Re: What is the topic & offset used for in KeyedDeserializationSchema.deserialize()?

Tzu-Li Tai
Hi Stephan,

A comment on this. For KeyedDeserializationSchema, I don't think it is necessary.
As previously explained, the interfaces for the KeyedDeserializationSchema of Kafka / Kinesis can be quite different, and may also be specific for future external systems that we might implement connectors to. Wrapper classes for a common KeyedDeserializationSchema doesn't seem to make sense, since in the end we will still need to expose system-specific interfaces for the user.

It may be reasonable to keep the most simple DeSerializationSchema interfaces and wrappers in flink-streaming-java.

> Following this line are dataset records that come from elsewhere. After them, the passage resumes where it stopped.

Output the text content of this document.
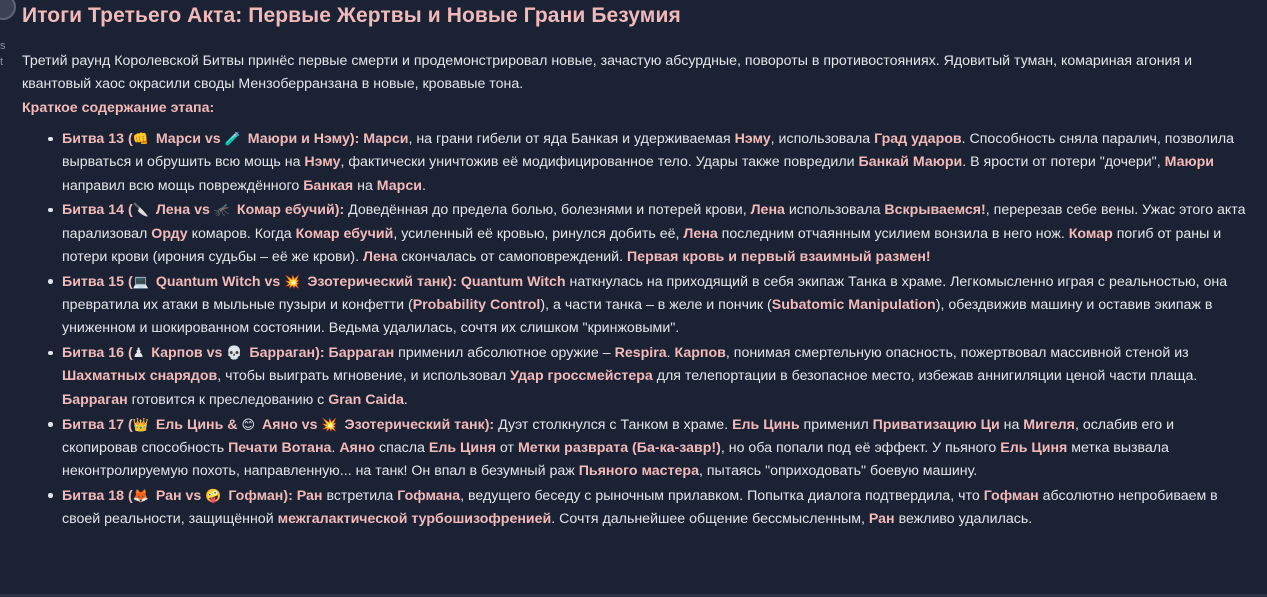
s
t
Итоги Третьего Акта: Первые Жертвы и Новые Грани Безумия

Третий раунд Королевской Битвы принёс первые смерти и продемонстрировал новые, зачастую абсурдные, повороты в противостояниях. Ядовитый туман, комариная агония и квантовый хаос окрасили своды Мензоберранзана в новые, кровавые тона.

Краткое содержание этапа:

Битва 13 (👊 Марси vs 🧪 Маюри и Нэму): Марси, на грани гибели от яда Банкая и удерживаемая Нэму, использовала Град ударов. Способность сняла паралич, позволила вырваться и обрушить всю мощь на Нэму, фактически уничтожив её модифицированное тело. Удары также повредили Банкай Маюри. В ярости от потери "дочери", Маюри направил всю мощь повреждённого Банкая на Марси.
Битва 14 (🔪 Лена vs 🦟 Комар ебучий): Доведённая до предела болью, болезнями и потерей крови, Лена использовала Вскрываемся!, перерезав себе вены. Ужас этого акта парализовал Орду комаров. Когда Комар ебучий, усиленный её кровью, ринулся добить её, Лена последним отчаянным усилием вонзила в него нож. Комар погиб от раны и потери крови (ирония судьбы – её же крови). Лена скончалась от самоповреждений. Первая кровь и первый взаимный размен!
Битва 15 (💻 Quantum Witch vs 💥 Эзотерический танк): Quantum Witch наткнулась на приходящий в себя экипаж Танка в храме. Легкомысленно играя с реальностью, она превратила их атаки в мыльные пузыри и конфетти (Probability Control), а части танка – в желе и пончик (Subatomic Manipulation), обездвижив машину и оставив экипаж в униженном и шокированном состоянии. Ведьма удалилась, сочтя их слишком "кринжовыми".
Битва 16 (♟ Карпов vs 💀 Барраган): Барраган применил абсолютное оружие – Respira. Карпов, понимая смертельную опасность, пожертвовал массивной стеной из Шахматных снарядов, чтобы выиграть мгновение, и использовал Удар гроссмейстера для телепортации в безопасное место, избежав аннигиляции ценой части плаща. Барраган готовится к преследованию с Gran Caida.
Битва 17 (👑 Ель Цинь & 😊 Аяно vs 💥 Эзотерический танк): Дуэт столкнулся с Танком в храме. Ель Цинь применил Приватизацию Ци на Мигеля, ослабив его и скопировав способность Печати Вотана. Аяно спасла Ель Циня от Метки разврата (Ба-ка-завр!), но оба попали под её эффект. У пьяного Ель Циня метка вызвала неконтролируемую похоть, направленную... на танк! Он впал в безумный раж Пьяного мастера, пытаясь "оприходовать" боевую машину.
Битва 18 (🦊 Ран vs 🤪 Гофман): Ран встретила Гофмана, ведущего беседу с рыночным прилавком. Попытка диалога подтвердила, что Гофман абсолютно непробиваем в своей реальности, защищённой межгалактической турбошизофренией. Сочтя дальнейшее общение бессмысленным, Ран вежливо удалилась.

By a simple KeyDeserializationSchema, I mean deserialize() methods that only take key as byte[] and message as byte[]. If new connectors happen to require more specific interfaces, then they create them in their own module (flink-connector-*).

Cheers,
Gordon
Reply | Threaded
Open this post in threaded view
|

Re: What is the topic & offset used for in KeyedDeserializationSchema.deserialize()?

Robert Metzger
Hi Gordon,

I'll move the KeyedDeserializationSchema to the Kafka module.

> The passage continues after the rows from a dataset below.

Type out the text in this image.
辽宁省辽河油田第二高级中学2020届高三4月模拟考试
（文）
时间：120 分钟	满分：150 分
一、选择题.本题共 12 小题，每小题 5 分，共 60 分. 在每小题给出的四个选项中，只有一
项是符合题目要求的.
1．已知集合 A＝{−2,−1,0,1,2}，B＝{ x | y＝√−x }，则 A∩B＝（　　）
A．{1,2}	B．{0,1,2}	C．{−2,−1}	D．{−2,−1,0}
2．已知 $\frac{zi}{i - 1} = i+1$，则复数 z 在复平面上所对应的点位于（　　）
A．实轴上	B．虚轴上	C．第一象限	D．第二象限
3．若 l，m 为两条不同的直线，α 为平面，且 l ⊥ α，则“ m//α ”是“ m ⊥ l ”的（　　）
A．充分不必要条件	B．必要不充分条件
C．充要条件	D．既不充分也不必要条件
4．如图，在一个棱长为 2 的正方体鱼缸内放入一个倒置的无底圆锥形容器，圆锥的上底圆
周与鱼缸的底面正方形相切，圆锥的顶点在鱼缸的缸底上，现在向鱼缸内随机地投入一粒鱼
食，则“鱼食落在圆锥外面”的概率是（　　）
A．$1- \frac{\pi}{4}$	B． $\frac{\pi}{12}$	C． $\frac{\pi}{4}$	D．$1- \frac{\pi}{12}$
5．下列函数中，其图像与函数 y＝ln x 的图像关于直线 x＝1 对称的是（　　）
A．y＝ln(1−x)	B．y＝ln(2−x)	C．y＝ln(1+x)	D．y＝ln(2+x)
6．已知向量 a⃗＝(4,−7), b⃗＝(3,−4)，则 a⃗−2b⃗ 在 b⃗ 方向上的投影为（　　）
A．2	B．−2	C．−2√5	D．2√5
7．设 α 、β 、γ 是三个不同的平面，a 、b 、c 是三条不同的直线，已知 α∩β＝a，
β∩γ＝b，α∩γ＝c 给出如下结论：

On Wed, Jan 20, 2016 at 8:24 AM, Tzu-Li (Gordon) Tai <[hidden email]>
wrote:

> Hi Stephan,
>
> A comment on this. For KeyedDeserializationSchema, I don't think it is
> necessary.
> As previously explained, the interfaces for the KeyedDeserializationSchema
> of Kafka / Kinesis can be quite different, and may also be specific for
> future external systems that we might implement connectors to. Wrapper
> classes for a common KeyedDeserializationSchema doesn't seem to make sense,
> since in the end we will still need to expose system-specific interfaces
> for
> the user.
>
> It may be reasonable to keep the most simple DeSerializationSchema
> interfaces and wrappers in flink-streaming-java. By a simple
> KeyDeserializationSchema, I mean deserialize() methods that only take key
> as
> byte[] and message as byte[]. If new connectors happen to require more
> specific interfaces, then they create them in their own module
> (flink-connector-*).
>
> Cheers,
> Gordon
>
>
>
> --
> View this message in context:
> http://apache-flink-mailing-list-archive.1008284.n3.nabble.com/What-is-the-topic-offset-used-for-in-KeyedDeserializationSchema-deserialize-tp9911p9944.html
> Sent from the Apache Flink Mailing List archive. mailing list archive at
> Nabble.com.
>
Reply | Threaded
Open this post in threaded view
|

Re: What is the topic & offset used for in KeyedDeserializationSchema.deserialize()?

Tzu-Li Tai
Hi Robert,

No problem, thanks for the notice!